Some, like Radio 4’s series The Digital Human, have branded this the ‘gig economy’. Other examples could be the London-based firm, TaskRabbit. Touting itself as a new way to ‘get work done’, the idea is simple. You need something doing but have no time, and someone close to you has time and needs money. Cue placing a callout online, and waiting for responses from people interested in wrapping your Christmas presents. Or hitting the supermarket. Or doing the ironing.
Again this company doesn’t actually own anything, but rather makes a viable income simply from connecting someone to someone else that has something the first person wants. Whether that’s spare hours and energy, a roof under which to sleep, or a ride home at the end of the night. What’s more, all are delivering with exceptional feedback from customers, even if they also court controversy in their respective industries (angry taxi drivers, hostile hoteliers).
What has made all this possible isn’t just identifying a gap in the market, and moving to corner it.
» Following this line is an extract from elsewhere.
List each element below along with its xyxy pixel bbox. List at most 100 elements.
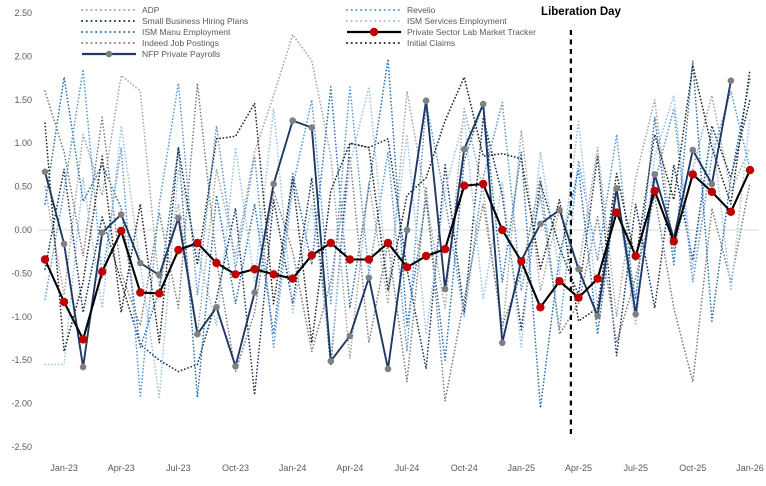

Nor is this entirely down to improving technologies leading to better apps, websites, and booking systems. Those points may be true, but it’s also about how the entrepreneurs at the top of firms such as Air BnB have embraced that technology and looked at how it can be exploited to its full potential.
This is before we come to exceptional marketing. Take Uber’s voucher system. Everyone selling to consumers has considered offering some sort of rewards system, but what about a code that can be messaged from one phone to another that might as well say ‘We’ll drive you for free’? In terms of incentives to get a name shared it’s up there with the best. Air BnB has a similar offering, whilst TaskRabbit has basically positioned itself as a leader in a futuristic economy, courting press from BBC to Wired.
Impressive on all counts, to say the least.